Financial success in the "regular" world, by using irregular methods, is part and parcel of mafia prestige: the modern "man of honour" seeks fame not only in ruthlessness but also in wealth. In the aberrant mafia criminal code, a prison sentence, even a long one, is paradoxically considered a requisite, a rung on the ladder of mafia advancement which increases the prisoner's prestige.

It was only after the killing of Giovanni Falcone in 1992 that the Italian state, with the 41-bis law, transformed custody for mafia bosses by introducing severely restrictive measures and solitary confinement. Until then, being in prison for a mafia boss was like staying in a hotel from where they could continue to exert their executive powers.

But what mafia bosses have never been able to bear is the loss of the billionaire fortunes that they have accumulated over the years.

Thanks to the clever insight of two men – a remarkable priest from Torino, Father Luigi Ciotti, and Giancarlo Caselli, the former public prosecutor in Palermo – some of the ill-gotten assets and properties confiscated from the mafias have since 1996 been allocated for social use. It was a symbolic blow to their power. If the villa of a notorious member of the Camorra was converted into a library or a nursery school it was an unmistakable ethical lesson to the local population controlled by mafia mentality. It was an invitation to freedom, an object lesson in a civil order in contrast to the mafia's.

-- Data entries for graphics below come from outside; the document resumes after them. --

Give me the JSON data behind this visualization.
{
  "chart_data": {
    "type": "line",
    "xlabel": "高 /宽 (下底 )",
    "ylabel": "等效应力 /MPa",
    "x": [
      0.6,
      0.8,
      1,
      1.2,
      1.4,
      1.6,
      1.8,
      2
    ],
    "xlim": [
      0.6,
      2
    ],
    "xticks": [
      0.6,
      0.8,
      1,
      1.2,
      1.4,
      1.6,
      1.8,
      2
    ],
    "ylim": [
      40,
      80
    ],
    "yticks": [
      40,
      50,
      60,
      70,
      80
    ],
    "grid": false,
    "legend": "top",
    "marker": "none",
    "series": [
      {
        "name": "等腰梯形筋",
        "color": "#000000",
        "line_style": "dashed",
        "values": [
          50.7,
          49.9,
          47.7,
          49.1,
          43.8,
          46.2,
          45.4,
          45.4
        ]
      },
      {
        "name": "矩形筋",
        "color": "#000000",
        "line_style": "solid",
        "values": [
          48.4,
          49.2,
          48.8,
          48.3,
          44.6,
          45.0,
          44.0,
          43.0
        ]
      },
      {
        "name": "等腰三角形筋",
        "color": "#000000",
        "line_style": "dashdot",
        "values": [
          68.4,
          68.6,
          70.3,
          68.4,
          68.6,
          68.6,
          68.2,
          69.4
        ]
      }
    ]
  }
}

All over Italy, Libera, the association founded by Ciotti in 1995, runs land trusts created on properties confiscated from mafia bosses. Although these co-operative trusts have often been threatened and even attacked, they offer an outstanding model of anti-mafia social purpose.

But now, with a controversial amendment recently approved by the Italian senate (it still needs to be ratified by the chamber of deputies), the mafiosi assets will no longer be assigned to social co-operatives, but will be sold by public auction. This means that the mafiosi, without the slightest effort, will be able to get back what they claim belongs to them with the help of obliging fronts.

Since Berlusconi's Italy is best viewed as episodes from a TV series, considerable attention is given to police operations and the recent arrests of mafia bosses such as Gianni Nicchi. Simultaneously, however, the government is giving back financial power to the mafia bosses.

This, then, is what "peaceful coexistence" with the mafia will mean: giving back with your left hand what you take away with your right.